Media Literacy Review
Center for Advanced Technology in Education - College of Education - University of Oregon - Eugene
Two New Sites on the World Wide Web
Bill Walsh, Contributing Writer
The Internet is sporting at least two new (very different) Web sites this week as more and more people see the benefits of making access to what they have to say easy and quick. One new site belongs to the Roman Catholic Diocese of Providence; the other is mine. An odd pair, isn't it?
It seems that the recruiting coordinator for the Providence Diocese, the guy in charge of signing up new priests, went out and asked male high school students how the church could reach them. They told Rev. Marcel Taillon that teens do two things: watch cable TV and surf the Internet. So the Diocese immediately started a Web site, and the commercials urging kids to consider the priesthood will be running on MTV and sports channels shortly. Who said that the Catholic Church isn't a good listener?
I checked out their Web site (http://www.catholicpriest.com). It opens with full color pictures of the Bishop and Auxiliary Bishop of Providence, along with a short message about how you can contact them. Then there are seven pages you can click on to find out more about particular items. I chose the FAQ'S (Frequently Asked Questions), and found 33 questions-and-answers about becoming a priest. To the credit of whomever put the page together, the questions are frank and timely, much like those real teenagers ask. The answers, too, are honest and straightforward.

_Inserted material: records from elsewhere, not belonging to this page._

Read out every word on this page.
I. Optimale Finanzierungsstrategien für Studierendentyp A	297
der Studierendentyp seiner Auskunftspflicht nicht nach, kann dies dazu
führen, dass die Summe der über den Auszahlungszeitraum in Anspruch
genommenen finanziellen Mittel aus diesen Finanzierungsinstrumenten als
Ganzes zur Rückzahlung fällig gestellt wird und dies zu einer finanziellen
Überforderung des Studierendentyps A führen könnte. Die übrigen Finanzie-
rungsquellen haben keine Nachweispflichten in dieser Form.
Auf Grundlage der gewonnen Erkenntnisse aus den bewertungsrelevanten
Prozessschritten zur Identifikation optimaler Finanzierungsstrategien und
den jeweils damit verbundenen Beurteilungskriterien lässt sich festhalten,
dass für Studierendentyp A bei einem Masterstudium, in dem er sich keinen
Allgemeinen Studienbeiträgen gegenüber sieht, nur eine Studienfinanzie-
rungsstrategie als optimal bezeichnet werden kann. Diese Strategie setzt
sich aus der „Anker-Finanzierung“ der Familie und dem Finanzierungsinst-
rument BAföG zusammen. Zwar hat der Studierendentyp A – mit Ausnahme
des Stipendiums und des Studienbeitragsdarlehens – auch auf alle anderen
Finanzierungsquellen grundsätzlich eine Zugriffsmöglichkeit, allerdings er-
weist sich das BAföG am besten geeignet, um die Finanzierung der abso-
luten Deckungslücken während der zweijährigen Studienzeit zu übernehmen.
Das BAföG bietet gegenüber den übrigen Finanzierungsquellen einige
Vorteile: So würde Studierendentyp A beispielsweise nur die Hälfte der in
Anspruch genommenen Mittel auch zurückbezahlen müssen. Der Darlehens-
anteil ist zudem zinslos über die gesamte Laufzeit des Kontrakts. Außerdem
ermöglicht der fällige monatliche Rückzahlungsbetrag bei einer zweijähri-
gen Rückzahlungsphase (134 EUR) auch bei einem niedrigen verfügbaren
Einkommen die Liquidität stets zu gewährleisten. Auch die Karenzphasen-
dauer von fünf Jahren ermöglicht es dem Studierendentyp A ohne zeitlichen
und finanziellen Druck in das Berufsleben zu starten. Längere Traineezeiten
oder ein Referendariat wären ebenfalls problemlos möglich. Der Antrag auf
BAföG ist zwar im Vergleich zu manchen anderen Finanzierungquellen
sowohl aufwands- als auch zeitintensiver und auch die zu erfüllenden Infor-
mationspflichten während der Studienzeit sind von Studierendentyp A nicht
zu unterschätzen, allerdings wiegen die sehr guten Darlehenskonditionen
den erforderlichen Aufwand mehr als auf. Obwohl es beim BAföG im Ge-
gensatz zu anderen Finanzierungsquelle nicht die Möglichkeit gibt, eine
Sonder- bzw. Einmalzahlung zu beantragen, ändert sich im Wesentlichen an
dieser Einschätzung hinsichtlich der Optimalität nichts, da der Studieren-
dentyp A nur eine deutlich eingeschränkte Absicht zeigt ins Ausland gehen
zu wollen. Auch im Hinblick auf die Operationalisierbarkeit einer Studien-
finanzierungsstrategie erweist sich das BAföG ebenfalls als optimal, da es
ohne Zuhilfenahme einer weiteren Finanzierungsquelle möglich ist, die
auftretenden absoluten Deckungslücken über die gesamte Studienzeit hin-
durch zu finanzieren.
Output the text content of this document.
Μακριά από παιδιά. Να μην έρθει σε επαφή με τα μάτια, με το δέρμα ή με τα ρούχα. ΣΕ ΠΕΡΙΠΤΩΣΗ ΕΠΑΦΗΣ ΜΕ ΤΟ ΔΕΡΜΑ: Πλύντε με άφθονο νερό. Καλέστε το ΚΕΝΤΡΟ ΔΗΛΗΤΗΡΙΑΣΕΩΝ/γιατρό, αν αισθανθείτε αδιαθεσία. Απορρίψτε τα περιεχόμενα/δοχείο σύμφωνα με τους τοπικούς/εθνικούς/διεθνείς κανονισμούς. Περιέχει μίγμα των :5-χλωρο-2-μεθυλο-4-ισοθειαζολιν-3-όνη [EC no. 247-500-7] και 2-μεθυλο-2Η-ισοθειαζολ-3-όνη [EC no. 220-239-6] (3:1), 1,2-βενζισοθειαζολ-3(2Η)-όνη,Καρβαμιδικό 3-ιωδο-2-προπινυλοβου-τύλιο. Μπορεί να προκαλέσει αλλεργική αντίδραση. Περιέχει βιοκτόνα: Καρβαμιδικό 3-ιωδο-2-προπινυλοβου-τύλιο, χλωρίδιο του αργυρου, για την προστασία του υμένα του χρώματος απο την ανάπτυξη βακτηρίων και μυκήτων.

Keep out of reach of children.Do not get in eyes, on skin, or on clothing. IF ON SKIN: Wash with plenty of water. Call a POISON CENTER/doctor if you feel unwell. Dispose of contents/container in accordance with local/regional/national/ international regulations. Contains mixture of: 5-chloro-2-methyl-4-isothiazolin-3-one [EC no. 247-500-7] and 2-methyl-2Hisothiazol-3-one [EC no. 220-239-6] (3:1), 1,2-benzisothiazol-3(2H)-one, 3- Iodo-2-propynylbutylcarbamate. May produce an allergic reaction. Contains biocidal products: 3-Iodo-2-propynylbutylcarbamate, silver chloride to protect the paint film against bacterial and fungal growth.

"What does a priest do all day?" "How long does it take to become a priest?" "What kind of grades do you need in the seminary?" "How much does the priesthood pay?" These are questions which are asked - and answered - on the Web site. There are other pages about the seminary, vocation ministry, and events in the Diocese.
My own Web site (http://users.massed.net/~wwalsh/) isn't about trying to attract students to the vocation of teaching, but it is designed to try to make their job as students easier, give them fewer possible excuses for not being prepared in class, put the best research tools in the world at their fingertips, and make them more at home on the Internet.
Although there's no picture of me (!), there is a section for each class I'm teaching, with a class calendar, course description, and official proficiencies for each one. There are also links to various sites which focus on media literacy, American literature, grammar, SAT preparation, scholarship information, the Town of Billerica, and even to my e-mail address. Sitting in front of a computer at home, at school, or anywhere else, a student can find out tomorrow's assignment, see when the next test is, register for SAT's, apply for a scholarship, look up something in an encyclopedia or dictionary, or even ask the teacher a question.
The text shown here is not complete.